As he forged ahead with industry meetings, the Kentucky native was introduced to a writing partner whose contacts eventually landed them both a deal with Columbia Pictures to write a sci-fi comedy screenplay about Earth-invading giants from another planet.

“I’m not just an animator,” said Anderson. “Telling a story that takes someone to another place is what really gets me excited about filmmaking. I’m always looking for ideas that go beyond gags and jokes. Ones that concentrate on the heart and philosophy of the characters.”

Unfortunately, audiences never experienced Anderson’s vision for his giant film—Columbia dropped the project, although the studio obtains the rights for another three years. Overnight success, seemingly disappeared overnight.

“Meetings around town were long, confusing, and sometimes very strange,” recalled Anderson. “There was a disconnect between me and those who didn’t see my work but had heard about it. For those who had seen Horses, I didn’t understand what it was in it that made them want to meet me. Because after we met, it was clear that I wasn’t what they wanted.”

Among his numerous pitches: a successful one to Sony that progressed and “then just disappeared,” and a memorable, although uncomfortable and surprising one to a television executive despite Anderson’s focus on features.

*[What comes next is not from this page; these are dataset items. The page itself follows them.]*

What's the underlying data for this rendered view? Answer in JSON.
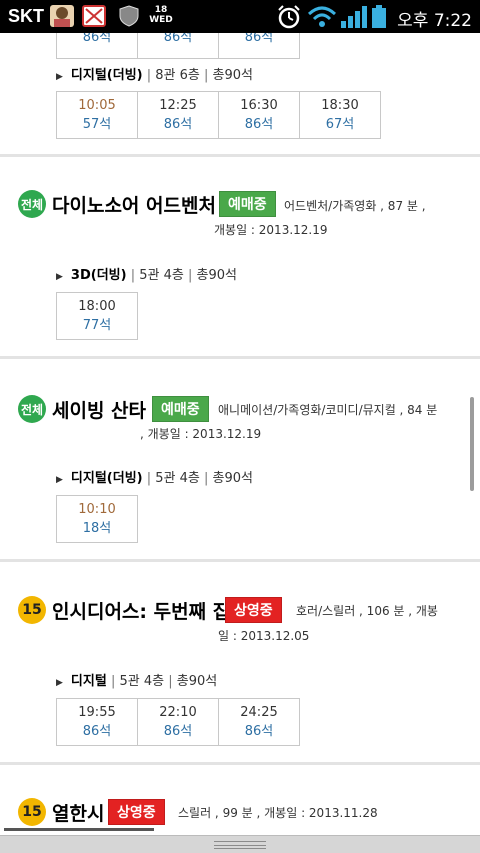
{
  "statusbar": {
    "carrier": "SKT",
    "time": "오후 7:22",
    "icons": [
      "avatar-icon",
      "notification-icon",
      "shield-icon",
      "calendar-icon",
      "alarm-icon",
      "wifi-icon",
      "signal-icon",
      "battery-icon"
    ],
    "calendar_day": "18",
    "calendar_weekday": "WED"
  },
  "top_partial": {
    "seats": [
      "86석",
      "86석",
      "86석"
    ],
    "hall": {
      "type": "디지털(더빙)",
      "screen": "8관 6층",
      "total": "총90석"
    },
    "showtimes": [
      {
        "time": "10:05",
        "seats": "57석"
      },
      {
        "time": "12:25",
        "seats": "86석"
      },
      {
        "time": "16:30",
        "seats": "86석"
      },
      {
        "time": "18:30",
        "seats": "67석"
      }
    ]
  },
  "movies": [
    {
      "rating": "전체",
      "title": "다이노소어 어드벤처",
      "status": "예매중",
      "genre_runtime": "어드벤처/가족영화 , 87 분 ,",
      "release": "개봉일 : 2013.12.19",
      "hall": {
        "type": "3D(더빙)",
        "screen": "5관 4층",
        "total": "총90석"
      },
      "showtimes": [
        {
          "time": "18:00",
          "seats": "77석"
        }
      ]
    },
    {
      "rating": "전체",
      "title": "세이빙 산타",
      "status": "예매중",
      "genre_runtime": "애니메이션/가족영화/코미디/뮤지컬 , 84 분",
      "release": ",    개봉일 : 2013.12.19",
      "hall": {
        "type": "디지털(더빙)",
        "screen": "5관 4층",
        "total": "총90석"
      },
      "showtimes": [
        {
          "time": "10:10",
          "seats": "18석"
        }
      ]
    },
    {
      "rating": "15",
      "title": "인시디어스: 두번째 집",
      "status": "상영중",
      "genre_runtime": "호러/스릴러 , 106 분 ,    개봉",
      "release": "일 : 2013.12.05",
      "hall": {
        "type": "디지털",
        "screen": "5관 4층",
        "total": "총90석"
      },
      "showtimes": [
        {
          "time": "19:55",
          "seats": "86석"
        },
        {
          "time": "22:10",
          "seats": "86석"
        },
        {
          "time": "24:25",
          "seats": "86석"
        }
      ]
    },
    {
      "rating": "15",
      "title": "열한시",
      "status": "상영중",
      "genre_runtime": "스릴러 , 99 분 ,   개봉일 : 2013.11.28"
    }
  ],
  "colors": {
    "status_bar": "#000000",
    "rating_all": "#2fa84f",
    "rating_15": "#f2b600",
    "booking_green": "#4aa84a",
    "showing_red": "#e32222",
    "seat_blue": "#2e6fa3",
    "time_brown": "#a0693a"
  }
}
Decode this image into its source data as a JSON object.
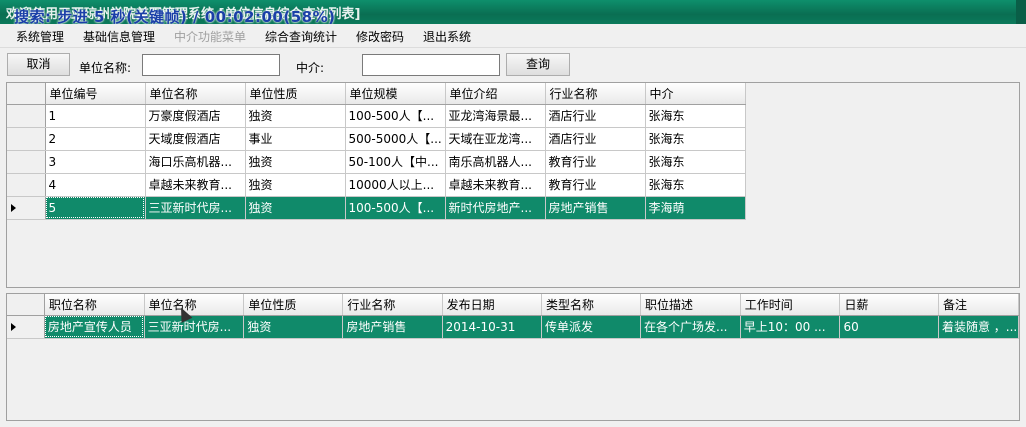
{
  "window": {
    "title": "欢迎使用三亚琼州学院兼职管理系统 [单位信息综合查询列表]",
    "overlay": "搜索: 步进 5 秒(关键帧) / 00:02:00(58%)"
  },
  "menu": [
    "系统管理",
    "基础信息管理",
    "中介功能菜单",
    "综合查询统计",
    "修改密码",
    "退出系统"
  ],
  "toolbar": {
    "cancel_label": "取消",
    "unit_name_label": "单位名称:",
    "unit_name_value": "",
    "agent_label": "中介:",
    "agent_value": "",
    "query_label": "查询"
  },
  "units_grid": {
    "columns": [
      "单位编号",
      "单位名称",
      "单位性质",
      "单位规模",
      "单位介绍",
      "行业名称",
      "中介"
    ],
    "rows": [
      [
        "1",
        "万豪度假酒店",
        "独资",
        "100-500人【...",
        "亚龙湾海景最...",
        "酒店行业",
        "张海东"
      ],
      [
        "2",
        "天域度假酒店",
        "事业",
        "500-5000人【...",
        "天域在亚龙湾...",
        "酒店行业",
        "张海东"
      ],
      [
        "3",
        "海口乐高机器...",
        "独资",
        "50-100人【中...",
        "南乐高机器人...",
        "教育行业",
        "张海东"
      ],
      [
        "4",
        "卓越未来教育...",
        "独资",
        "10000人以上...",
        "卓越未来教育...",
        "教育行业",
        "张海东"
      ],
      [
        "5",
        "三亚新时代房...",
        "独资",
        "100-500人【...",
        "新时代房地产...",
        "房地产销售",
        "李海萌"
      ]
    ],
    "selected_row": 4
  },
  "jobs_grid": {
    "columns": [
      "职位名称",
      "单位名称",
      "单位性质",
      "行业名称",
      "发布日期",
      "类型名称",
      "职位描述",
      "工作时间",
      "日薪",
      "备注"
    ],
    "rows": [
      [
        "房地产宣传人员",
        "三亚新时代房...",
        "独资",
        "房地产销售",
        "2014-10-31",
        "传单派发",
        "在各个广场发...",
        "早上10：00 ...",
        "60",
        "着装随意 ，..."
      ]
    ],
    "selected_row": 0
  }
}
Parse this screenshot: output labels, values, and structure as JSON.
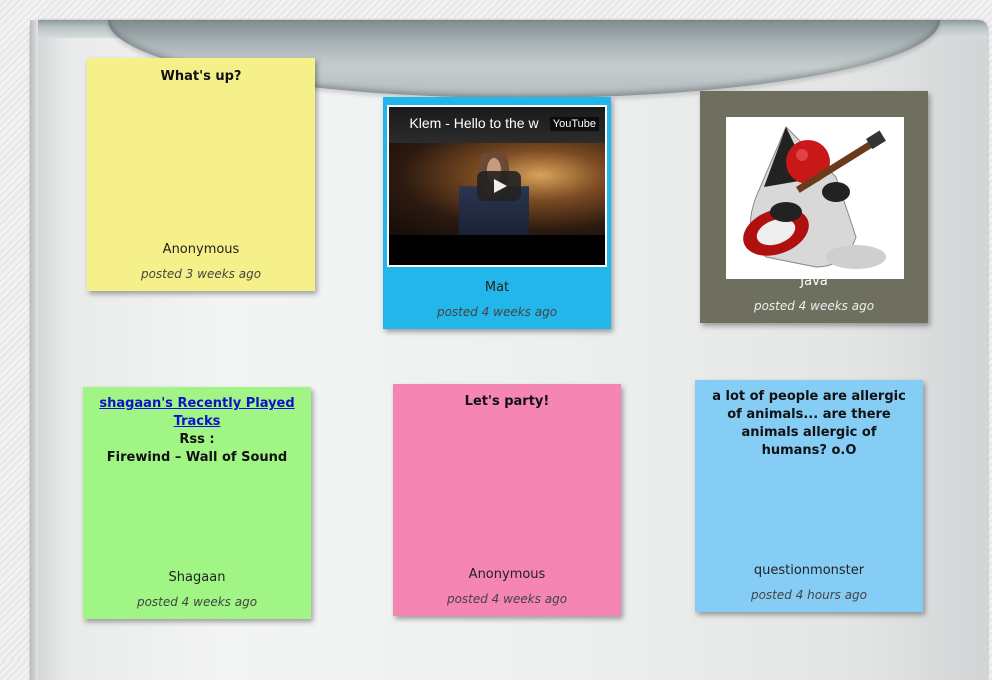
{
  "notes": [
    {
      "title": "What's up?",
      "author": "Anonymous",
      "posted": "posted 3 weeks ago",
      "color": "#f5f08a"
    },
    {
      "video_title": "Klem - Hello to the w",
      "video_brand": "YouTube",
      "author": "Mat",
      "posted": "posted 4 weeks ago",
      "color": "#23b6ea"
    },
    {
      "image": "java-duke-guitar",
      "author": "Java",
      "posted": "posted 4 weeks ago",
      "color": "#6f6f5f"
    },
    {
      "link": "shagaan's Recently Played Tracks",
      "line2": "Rss :",
      "line3": "Firewind – Wall of Sound",
      "author": "Shagaan",
      "posted": "posted 4 weeks ago",
      "color": "#a0f585"
    },
    {
      "title": "Let's party!",
      "author": "Anonymous",
      "posted": "posted 4 weeks ago",
      "color": "#f585b2"
    },
    {
      "title": "a lot of people are allergic of animals... are there animals allergic of humans? o.O",
      "author": "questionmonster",
      "posted": "posted 4 hours ago",
      "color": "#85cdf5"
    }
  ]
}
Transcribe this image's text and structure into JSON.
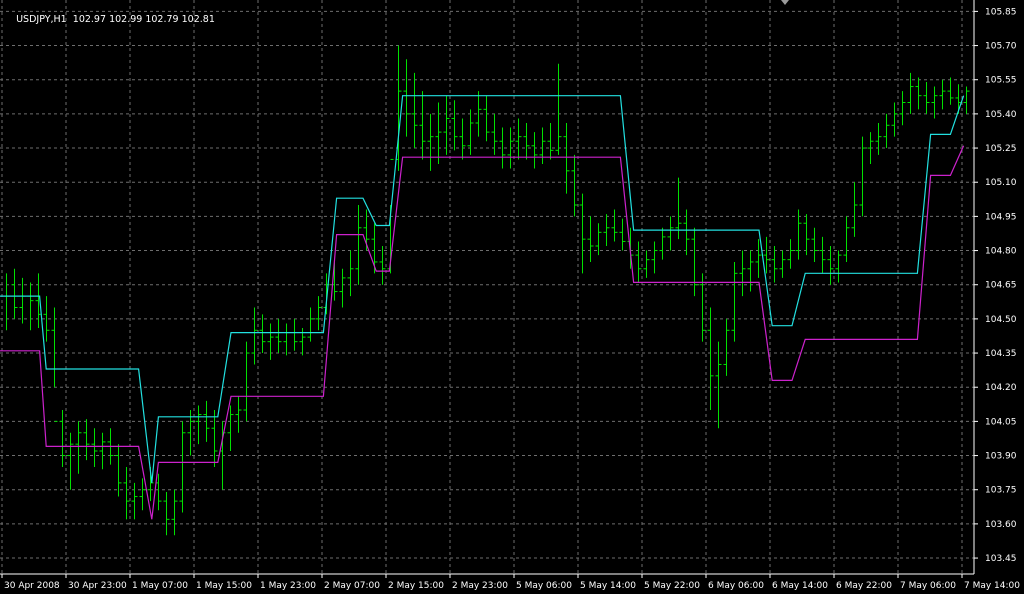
{
  "window": {
    "symbol_label": "USDJPY,H1",
    "ohlc_values": [
      "102.97",
      "102.99",
      "102.79",
      "102.81"
    ]
  },
  "colors": {
    "background": "#000000",
    "grid": "#6e6e6e",
    "bar": "#00e000",
    "upper_line": "#22e0e0",
    "lower_line": "#cc22cc",
    "axis": "#ffffff"
  },
  "chart_data": {
    "type": "line",
    "title": "",
    "xlabel": "",
    "ylabel": "",
    "grid": true,
    "ylim": [
      103.38,
      105.9
    ],
    "y_ticks": [
      "105.85",
      "105.70",
      "105.55",
      "105.40",
      "105.25",
      "105.10",
      "104.95",
      "104.80",
      "104.65",
      "104.50",
      "104.35",
      "104.20",
      "104.05",
      "103.90",
      "103.75",
      "103.60",
      "103.45"
    ],
    "x_ticks": [
      "30 Apr 2008",
      "30 Apr 23:00",
      "1 May 07:00",
      "1 May 15:00",
      "1 May 23:00",
      "2 May 07:00",
      "2 May 15:00",
      "2 May 23:00",
      "5 May 06:00",
      "5 May 14:00",
      "5 May 22:00",
      "6 May 06:00",
      "6 May 14:00",
      "6 May 22:00",
      "7 May 06:00",
      "7 May 14:00"
    ],
    "bars_per_tick": 8,
    "bar_count": 121,
    "price_bars": [
      [
        104.6,
        104.7,
        104.45,
        104.6
      ],
      [
        104.65,
        104.72,
        104.5,
        104.55
      ],
      [
        104.55,
        104.68,
        104.48,
        104.6
      ],
      [
        104.6,
        104.66,
        104.45,
        104.58
      ],
      [
        104.58,
        104.7,
        104.46,
        104.52
      ],
      [
        104.52,
        104.6,
        104.4,
        104.45
      ],
      [
        104.45,
        104.55,
        104.2,
        104.05
      ],
      [
        104.05,
        104.1,
        103.85,
        103.9
      ],
      [
        103.9,
        104.0,
        103.75,
        103.95
      ],
      [
        103.95,
        104.05,
        103.82,
        104.0
      ],
      [
        104.0,
        104.06,
        103.88,
        103.95
      ],
      [
        103.95,
        104.02,
        103.85,
        103.92
      ],
      [
        103.92,
        104.0,
        103.84,
        103.96
      ],
      [
        103.96,
        104.02,
        103.86,
        103.9
      ],
      [
        103.9,
        103.95,
        103.72,
        103.78
      ],
      [
        103.78,
        103.85,
        103.62,
        103.7
      ],
      [
        103.7,
        103.78,
        103.62,
        103.72
      ],
      [
        103.72,
        103.8,
        103.66,
        103.75
      ],
      [
        103.75,
        103.85,
        103.7,
        103.78
      ],
      [
        103.78,
        103.82,
        103.66,
        103.7
      ],
      [
        103.7,
        103.74,
        103.55,
        103.62
      ],
      [
        103.62,
        103.75,
        103.55,
        103.7
      ],
      [
        103.7,
        104.05,
        103.65,
        104.0
      ],
      [
        104.0,
        104.1,
        103.9,
        104.05
      ],
      [
        104.05,
        104.12,
        103.95,
        104.08
      ],
      [
        104.08,
        104.14,
        103.96,
        104.02
      ],
      [
        104.02,
        104.1,
        103.85,
        103.92
      ],
      [
        103.92,
        104.05,
        103.75,
        104.0
      ],
      [
        104.0,
        104.12,
        103.92,
        104.08
      ],
      [
        104.08,
        104.16,
        104.0,
        104.1
      ],
      [
        104.1,
        104.4,
        104.05,
        104.35
      ],
      [
        104.35,
        104.55,
        104.3,
        104.45
      ],
      [
        104.45,
        104.52,
        104.35,
        104.4
      ],
      [
        104.4,
        104.48,
        104.32,
        104.42
      ],
      [
        104.42,
        104.5,
        104.35,
        104.4
      ],
      [
        104.4,
        104.48,
        104.34,
        104.44
      ],
      [
        104.44,
        104.5,
        104.36,
        104.4
      ],
      [
        104.4,
        104.46,
        104.34,
        104.42
      ],
      [
        104.42,
        104.55,
        104.4,
        104.5
      ],
      [
        104.5,
        104.6,
        104.45,
        104.55
      ],
      [
        104.55,
        104.7,
        104.52,
        104.65
      ],
      [
        104.65,
        104.75,
        104.58,
        104.62
      ],
      [
        104.62,
        104.72,
        104.55,
        104.68
      ],
      [
        104.68,
        104.8,
        104.6,
        104.72
      ],
      [
        104.72,
        105.0,
        104.65,
        104.9
      ],
      [
        104.9,
        104.98,
        104.8,
        104.85
      ],
      [
        104.85,
        104.92,
        104.7,
        104.75
      ],
      [
        104.75,
        104.82,
        104.65,
        104.72
      ],
      [
        104.72,
        105.0,
        104.7,
        105.2
      ],
      [
        105.2,
        105.7,
        105.15,
        105.5
      ],
      [
        105.5,
        105.64,
        105.3,
        105.4
      ],
      [
        105.4,
        105.58,
        105.25,
        105.35
      ],
      [
        105.35,
        105.5,
        105.2,
        105.28
      ],
      [
        105.28,
        105.4,
        105.15,
        105.3
      ],
      [
        105.3,
        105.45,
        105.18,
        105.32
      ],
      [
        105.32,
        105.48,
        105.22,
        105.38
      ],
      [
        105.38,
        105.46,
        105.24,
        105.3
      ],
      [
        105.3,
        105.38,
        105.2,
        105.26
      ],
      [
        105.26,
        105.42,
        105.22,
        105.36
      ],
      [
        105.36,
        105.5,
        105.3,
        105.42
      ],
      [
        105.42,
        105.48,
        105.28,
        105.32
      ],
      [
        105.32,
        105.4,
        105.22,
        105.28
      ],
      [
        105.28,
        105.34,
        105.16,
        105.22
      ],
      [
        105.22,
        105.34,
        105.16,
        105.28
      ],
      [
        105.28,
        105.38,
        105.2,
        105.3
      ],
      [
        105.3,
        105.36,
        105.2,
        105.26
      ],
      [
        105.26,
        105.32,
        105.16,
        105.22
      ],
      [
        105.22,
        105.34,
        105.18,
        105.28
      ],
      [
        105.28,
        105.36,
        105.2,
        105.24
      ],
      [
        105.24,
        105.62,
        105.22,
        105.3
      ],
      [
        105.3,
        105.36,
        105.05,
        105.15
      ],
      [
        105.15,
        105.22,
        104.95,
        105.0
      ],
      [
        105.0,
        105.05,
        104.7,
        104.85
      ],
      [
        104.85,
        104.95,
        104.75,
        104.82
      ],
      [
        104.82,
        104.92,
        104.78,
        104.88
      ],
      [
        104.88,
        104.96,
        104.82,
        104.9
      ],
      [
        104.9,
        104.98,
        104.84,
        104.88
      ],
      [
        104.88,
        104.94,
        104.8,
        104.84
      ],
      [
        104.84,
        104.9,
        104.72,
        104.78
      ],
      [
        104.78,
        104.84,
        104.66,
        104.72
      ],
      [
        104.72,
        104.8,
        104.68,
        104.76
      ],
      [
        104.76,
        104.84,
        104.7,
        104.8
      ],
      [
        104.8,
        104.9,
        104.76,
        104.86
      ],
      [
        104.86,
        104.95,
        104.8,
        104.9
      ],
      [
        104.9,
        105.12,
        104.85,
        104.92
      ],
      [
        104.92,
        104.98,
        104.78,
        104.85
      ],
      [
        104.85,
        104.9,
        104.6,
        104.65
      ],
      [
        104.65,
        104.7,
        104.4,
        104.45
      ],
      [
        104.45,
        104.55,
        104.1,
        104.25
      ],
      [
        104.25,
        104.4,
        104.02,
        104.3
      ],
      [
        104.3,
        104.5,
        104.25,
        104.45
      ],
      [
        104.45,
        104.75,
        104.4,
        104.7
      ],
      [
        104.7,
        104.8,
        104.6,
        104.72
      ],
      [
        104.72,
        104.8,
        104.62,
        104.75
      ],
      [
        104.75,
        104.85,
        104.68,
        104.78
      ],
      [
        104.78,
        104.86,
        104.7,
        104.76
      ],
      [
        104.76,
        104.82,
        104.66,
        104.72
      ],
      [
        104.72,
        104.8,
        104.68,
        104.76
      ],
      [
        104.76,
        104.85,
        104.72,
        104.8
      ],
      [
        104.8,
        104.98,
        104.76,
        104.92
      ],
      [
        104.92,
        104.96,
        104.78,
        104.85
      ],
      [
        104.85,
        104.9,
        104.75,
        104.8
      ],
      [
        104.8,
        104.86,
        104.7,
        104.76
      ],
      [
        104.76,
        104.82,
        104.65,
        104.72
      ],
      [
        104.72,
        104.8,
        104.66,
        104.78
      ],
      [
        104.78,
        104.95,
        104.75,
        104.9
      ],
      [
        104.9,
        105.1,
        104.86,
        105.0
      ],
      [
        105.0,
        105.3,
        104.95,
        105.25
      ],
      [
        105.25,
        105.32,
        105.18,
        105.28
      ],
      [
        105.28,
        105.36,
        105.22,
        105.3
      ],
      [
        105.3,
        105.4,
        105.25,
        105.35
      ],
      [
        105.35,
        105.45,
        105.3,
        105.4
      ],
      [
        105.4,
        105.5,
        105.35,
        105.45
      ],
      [
        105.45,
        105.58,
        105.4,
        105.52
      ],
      [
        105.52,
        105.56,
        105.42,
        105.48
      ],
      [
        105.48,
        105.54,
        105.4,
        105.45
      ],
      [
        105.45,
        105.52,
        105.38,
        105.48
      ],
      [
        105.48,
        105.55,
        105.42,
        105.5
      ],
      [
        105.5,
        105.56,
        105.44,
        105.47
      ],
      [
        105.47,
        105.53,
        105.4,
        105.45
      ],
      [
        105.45,
        105.52,
        105.4,
        105.5
      ]
    ],
    "series": [
      {
        "color": "#22e0e0",
        "points": [
          [
            0,
            104.6
          ],
          [
            6,
            104.6
          ],
          [
            7,
            104.28
          ],
          [
            21,
            104.28
          ],
          [
            23,
            103.78
          ],
          [
            24,
            104.07
          ],
          [
            33,
            104.07
          ],
          [
            35,
            104.44
          ],
          [
            49,
            104.44
          ],
          [
            51,
            105.03
          ],
          [
            55,
            105.03
          ],
          [
            57,
            104.91
          ],
          [
            59,
            104.91
          ],
          [
            61,
            105.48
          ],
          [
            94,
            105.48
          ],
          [
            96,
            104.89
          ],
          [
            115,
            104.89
          ],
          [
            117,
            104.47
          ],
          [
            120,
            104.47
          ],
          [
            122,
            104.7
          ],
          [
            139,
            104.7
          ],
          [
            141,
            105.31
          ],
          [
            144,
            105.31
          ],
          [
            146,
            105.48
          ]
        ]
      },
      {
        "color": "#cc22cc",
        "points": [
          [
            0,
            104.36
          ],
          [
            6,
            104.36
          ],
          [
            7,
            103.94
          ],
          [
            21,
            103.94
          ],
          [
            23,
            103.62
          ],
          [
            24,
            103.87
          ],
          [
            33,
            103.87
          ],
          [
            35,
            104.16
          ],
          [
            49,
            104.16
          ],
          [
            51,
            104.87
          ],
          [
            55,
            104.87
          ],
          [
            57,
            104.71
          ],
          [
            59,
            104.71
          ],
          [
            61,
            105.21
          ],
          [
            94,
            105.21
          ],
          [
            96,
            104.66
          ],
          [
            115,
            104.66
          ],
          [
            117,
            104.23
          ],
          [
            120,
            104.23
          ],
          [
            122,
            104.41
          ],
          [
            139,
            104.41
          ],
          [
            141,
            105.13
          ],
          [
            144,
            105.13
          ],
          [
            146,
            105.26
          ]
        ]
      }
    ]
  }
}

A breakdown of a shot from the award winning short.
“I guess my agent didn’t really know me very well,” he laughed, relaying how further surprised he was to discover he had lost his representation last summer. “I called one day to tell her I finished my script and she was gone.”

Despite the lows, Anderson isn’t one to dwell long on what’s happened along his journey. 

“Overall, I got to experience what it means to have a really successful short and everything that goes along with it. Even though it’s hard sometimes to keep your spirits up when things fall through, it’s just the nature of how this business works. The best stories are those who go through a tough time before they make it.”

He realizes, however, that without an agent, he faces another hurdle—submitting his work to Pixar hinges on being able to send materials through official representation. Utilizing his network of contacts through Horses and enlisting the help of Sandrine Cassidy in the school’s office of Student-Industry Relations, Anderson is hopeful that he’ll find a new rep “who just has to represent me to Pixar. That’s in my favor.”

In the meantime, Anderson keeps his skills fresh animating NASA technology at an aerospace company, and is “just going back to the basics and finishing another short.”

“I want to stay a filmmaker,” he said. “If people see my work then that’s even better. You have to realize that in this business, it’s about finding that one champion. You just need one person to say yes.”